Hein de Hass, the co-director of the International Migration Institute at Oxford University, recently wrote a blog stating the old refrain, “it’s the economy, stupid.” Haas stated matter-of-factly that immigration to developed countries can never be significantly reduced because immigration causes the GDP of these countries to increase, using his native country, the Netherlands as the example that proves the rule. That is the only argument he proffered in that blog probably because he believes that is the only argument that matters.

A deeper analysis recognizes that, in an increasingly interconnected world, migration presents, more than ever, challenges that go beyond labor market supplies and demands. Those challenges are also social, psychological, cultural, political and legal, yet most migration studies and debates offer only economic analyses.

Haas uses the same crude logic that proponents of mass immigration in Europe and the U.S. resort to –that immigration makes the economy bigger, bigger is always better, therefore, the more immigration, the better, ad infinitum. According to him, migration is a ‘demand-driven phenomenon’ and is, therefore, ‘beyond control.’ Only a prolonged economic recession from the receiving side can discourage people from immigrating.

To be sure, economic drivers are not to be discounted: global remittances in 2013 alone totaled $540 billion.
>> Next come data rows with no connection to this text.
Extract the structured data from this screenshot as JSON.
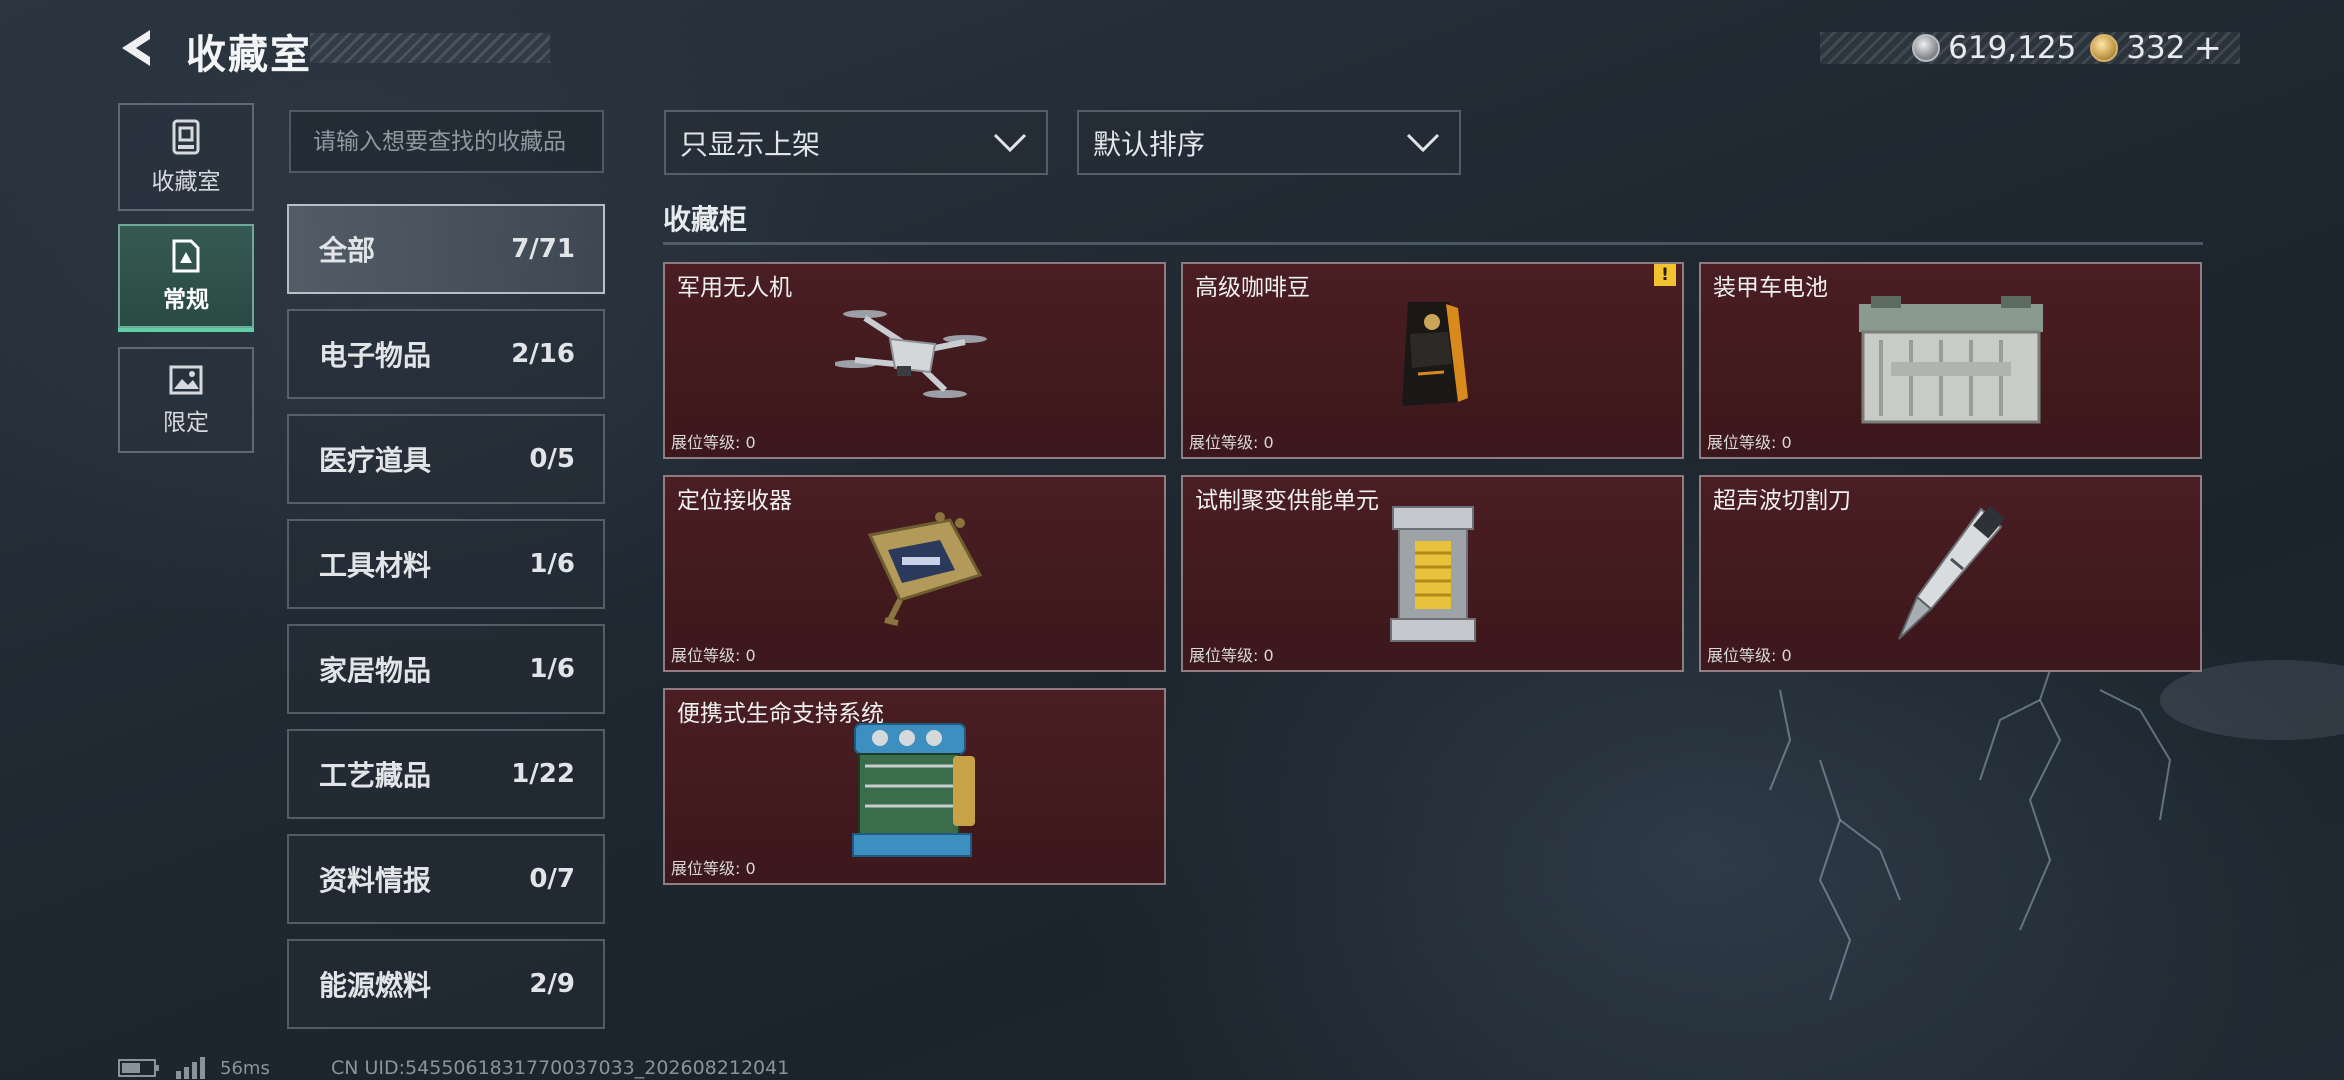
{
  "header": {
    "title": "收藏室",
    "currency_silver": "619,125",
    "currency_gold": "332",
    "plus_label": "+"
  },
  "side_tabs": [
    {
      "label": "收藏室",
      "icon": "vault-icon"
    },
    {
      "label": "常规",
      "icon": "document-icon"
    },
    {
      "label": "限定",
      "icon": "picture-icon"
    }
  ],
  "search": {
    "placeholder": "请输入想要查找的收藏品"
  },
  "categories": [
    {
      "name": "全部",
      "count": "7/71"
    },
    {
      "name": "电子物品",
      "count": "2/16"
    },
    {
      "name": "医疗道具",
      "count": "0/5"
    },
    {
      "name": "工具材料",
      "count": "1/6"
    },
    {
      "name": "家居物品",
      "count": "1/6"
    },
    {
      "name": "工艺藏品",
      "count": "1/22"
    },
    {
      "name": "资料情报",
      "count": "0/7"
    },
    {
      "name": "能源燃料",
      "count": "2/9"
    }
  ],
  "filters": {
    "filter_value": "只显示上架",
    "sort_value": "默认排序"
  },
  "section": {
    "title": "收藏柜"
  },
  "items": [
    {
      "name": "军用无人机",
      "level": "展位等级: 0",
      "icon": "drone-icon"
    },
    {
      "name": "高级咖啡豆",
      "level": "展位等级: 0",
      "icon": "coffee-bag-icon",
      "warning": "!"
    },
    {
      "name": "装甲车电池",
      "level": "展位等级: 0",
      "icon": "battery-icon"
    },
    {
      "name": "定位接收器",
      "level": "展位等级: 0",
      "icon": "gps-receiver-icon"
    },
    {
      "name": "试制聚变供能单元",
      "level": "展位等级: 0",
      "icon": "fusion-cell-icon"
    },
    {
      "name": "超声波切割刀",
      "level": "展位等级: 0",
      "icon": "ultrasonic-knife-icon"
    },
    {
      "name": "便携式生命支持系统",
      "level": "展位等级: 0",
      "icon": "life-support-icon"
    }
  ],
  "status": {
    "ping": "56ms",
    "uid": "CN UID:5455061831770037033_202608212041"
  }
}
Supply and demand of international labor markets are determining migration indicators; immigrants do pursue job prospects, seek higher wages, and many do eventually receive taxpayer funded benefits in their receiving countries. Material aspirations, however, do not explain it all.  Migration is first and foremost about people.  Some people move while others under similar circumstances don’t; those who do are often regarded as the most adventurous.  People’s mobility is also linked to friends, family, and neighbors from the homeland who, by emigrating first, facilitate the transition for the newcomers. Those who provide social networks have also led the way: migratory journeys are not only physical; they are also, “acts of the imagination”.
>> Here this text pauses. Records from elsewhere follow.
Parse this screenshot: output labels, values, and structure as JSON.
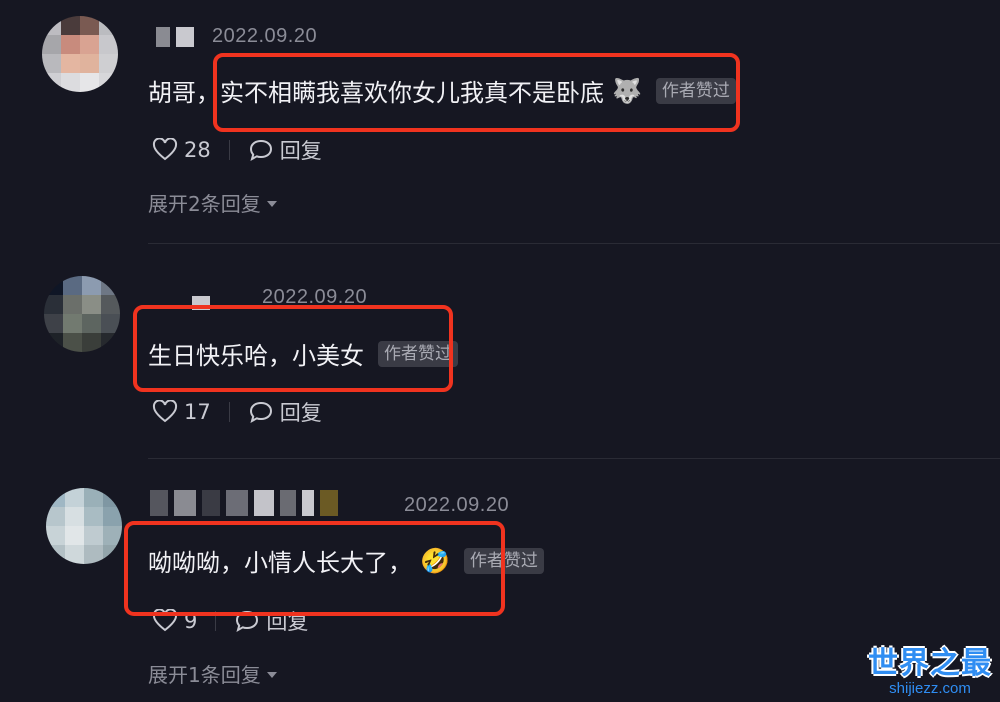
{
  "comments": [
    {
      "date": "2022.09.20",
      "text": "胡哥，实不相瞒我喜欢你女儿我真不是卧底",
      "emoji": "🐺",
      "badge": "作者赞过",
      "likes": "28",
      "reply_label": "回复",
      "expand": "展开2条回复"
    },
    {
      "date": "2022.09.20",
      "text": "生日快乐哈，小美女",
      "badge": "作者赞过",
      "likes": "17",
      "reply_label": "回复"
    },
    {
      "date": "2022.09.20",
      "text": "呦呦呦，小情人长大了，",
      "emoji": "🤣",
      "badge": "作者赞过",
      "likes": "9",
      "reply_label": "回复",
      "expand": "展开1条回复"
    }
  ],
  "watermark": {
    "title": "世界之最",
    "url": "shijiezz.com"
  },
  "colors": {
    "background": "#161722",
    "highlight": "#f0331f",
    "watermark": "#2f8df2"
  }
}
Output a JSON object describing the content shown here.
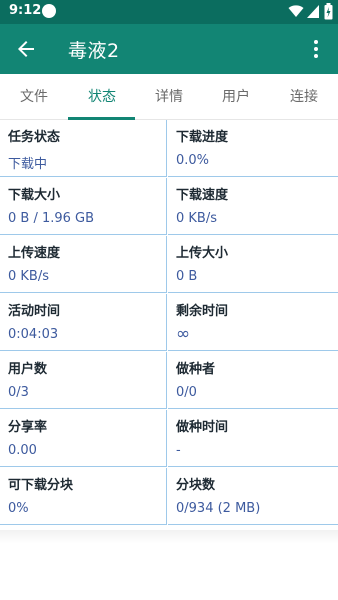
{
  "status_bar": {
    "time": "9:12"
  },
  "app_bar": {
    "title": "毒液2"
  },
  "tabs": [
    {
      "label": "文件"
    },
    {
      "label": "状态"
    },
    {
      "label": "详情"
    },
    {
      "label": "用户"
    },
    {
      "label": "连接"
    }
  ],
  "active_tab": "状态",
  "stats": [
    {
      "label": "任务状态",
      "value": "下载中"
    },
    {
      "label": "下载进度",
      "value": "0.0%"
    },
    {
      "label": "下载大小",
      "value": "0 B / 1.96 GB"
    },
    {
      "label": "下载速度",
      "value": "0 KB/s"
    },
    {
      "label": "上传速度",
      "value": "0 KB/s"
    },
    {
      "label": "上传大小",
      "value": "0 B"
    },
    {
      "label": "活动时间",
      "value": "0:04:03"
    },
    {
      "label": "剩余时间",
      "value": "∞"
    },
    {
      "label": "用户数",
      "value": "0/3"
    },
    {
      "label": "做种者",
      "value": "0/0"
    },
    {
      "label": "分享率",
      "value": "0.00"
    },
    {
      "label": "做种时间",
      "value": "-"
    },
    {
      "label": "可下载分块",
      "value": "0%"
    },
    {
      "label": "分块数",
      "value": "0/934 (2 MB)"
    }
  ],
  "colors": {
    "status_bar": "#0b6d5f",
    "app_bar": "#128574",
    "accent": "#128574",
    "divider": "#9ec9ea",
    "value_text": "#3d5a9e"
  }
}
When people migrate, they carry with them their own moral codes, skills, attitudes toward work and risk-taking. The reproduction of cultural capital and notions of identity and belonging – or ‘cultural transplants’, as labeled by Thomas Sowell – are in fact inherent to migratory processes. Many feel strongly about retaining much of the culture they left behind, but cultural preservation is not exclusive to immigrants. The recent Swiss vote against mass immigration was, for many, a demonstration of ‘national sentiments’ and loyalties (not to be confused with ultra-nationalism and far-right allegiances). According to Dominique Reynié, a French political scientist, the Swiss did not only defend their standard of living but also their ‘way of living’ in, what he calls, a public display of ‘populisme patrimonial’ (popular preservation of the cultural heritage). Jean Dominique Giuliani (Chairman of The Robert Schuman Foundation) addressed the subject as well:  “The problem of immigration is a cultural problem, it is not a problem of racism or anti-immigration. It is simply about: what is going to happen to us…to our social codes…This is an identity issue”.
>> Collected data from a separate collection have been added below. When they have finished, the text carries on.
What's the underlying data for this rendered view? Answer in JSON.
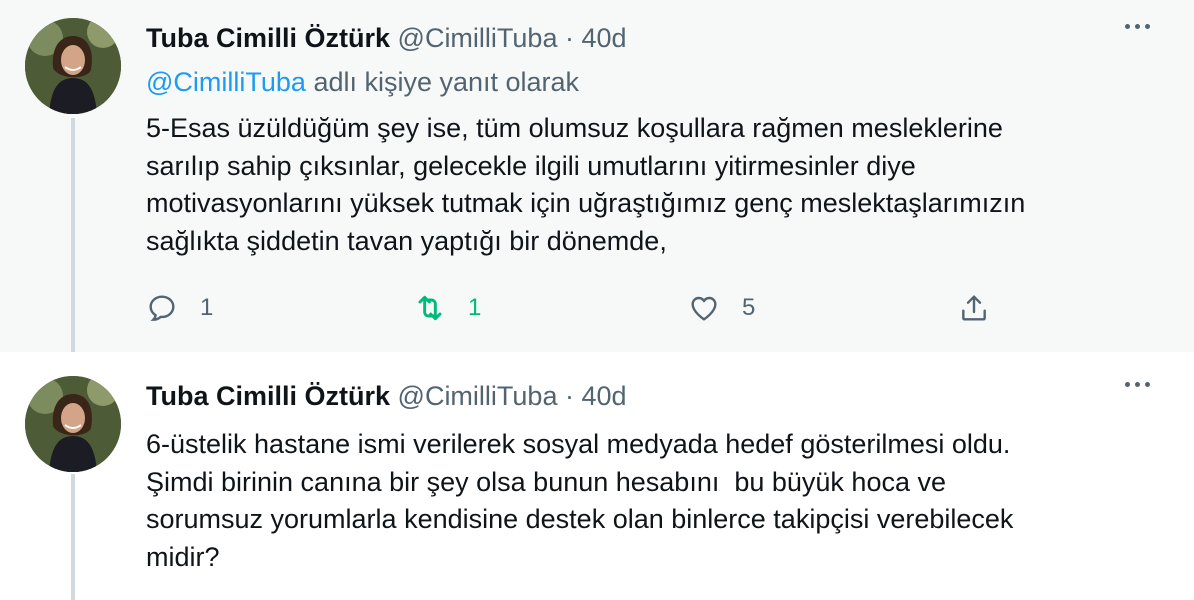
{
  "tweets": [
    {
      "author_name": "Tuba Cimilli Öztürk",
      "handle": "@CimilliTuba",
      "separator": "·",
      "time": "40d",
      "reply_mention": "@CimilliTuba",
      "reply_suffix": " adlı kişiye yanıt olarak",
      "text": "5-Esas üzüldüğüm şey ise, tüm olumsuz koşullara rağmen mesleklerine\nsarılıp sahip çıksınlar, gelecekle ilgili umutlarını yitirmesinler diye\nmotivasyonlarını yüksek tutmak için uğraştığımız genç meslektaşlarımızın\nsağlıkta şiddetin tavan yaptığı bir dönemde,",
      "reply_count": "1",
      "retweet_count": "1",
      "like_count": "5"
    },
    {
      "author_name": "Tuba Cimilli Öztürk",
      "handle": "@CimilliTuba",
      "separator": "·",
      "time": "40d",
      "text": "6-üstelik hastane ismi verilerek sosyal medyada hedef gösterilmesi oldu.\nŞimdi birinin canına bir şey olsa bunun hesabını  bu büyük hoca ve\nsorumsuz yorumlarla kendisine destek olan binlerce takipçisi verebilecek\nmidir?"
    }
  ],
  "icons": {
    "reply": "reply-icon",
    "retweet": "retweet-icon",
    "like": "heart-icon",
    "share": "share-icon",
    "more": "more-options-icon"
  },
  "colors": {
    "link": "#1d9bf0",
    "retweeted": "#00ba7c",
    "muted": "#536471",
    "text": "#0f1419",
    "highlight_bg": "#f7f9f9"
  }
}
It ultimately does come down to identity, and how individuals identify themselves as part of a group.  Paul Collier drew upon Nobel laureate George Akerlof and Rachel Kranton’s concept of ‘Identity Economics’ to explain how successful organizations motivate through identity attributes. For instance, to the simple question: ‘What makes a good plumber?’ the “essential step is neither technical training nor incentive pay, but whether the plumber has made the leap of identity: ‘I am a good plumber’”. According to a plumber who made this leap, not doing a good job would be in opposition to his sense of identity. Successful organizations encourage their workers to “internalize the objectives of the firm”, or put more simply, to ‘become insiders’. Becoming an insider, making that leap is essential for successful immigration. Otherwise, the probable scenario is the one described by the French philosopher Alain Finkielkraut: “prevailing mistrust, rampant communitarianism and the formation of parallel societies that grow distant from each other”.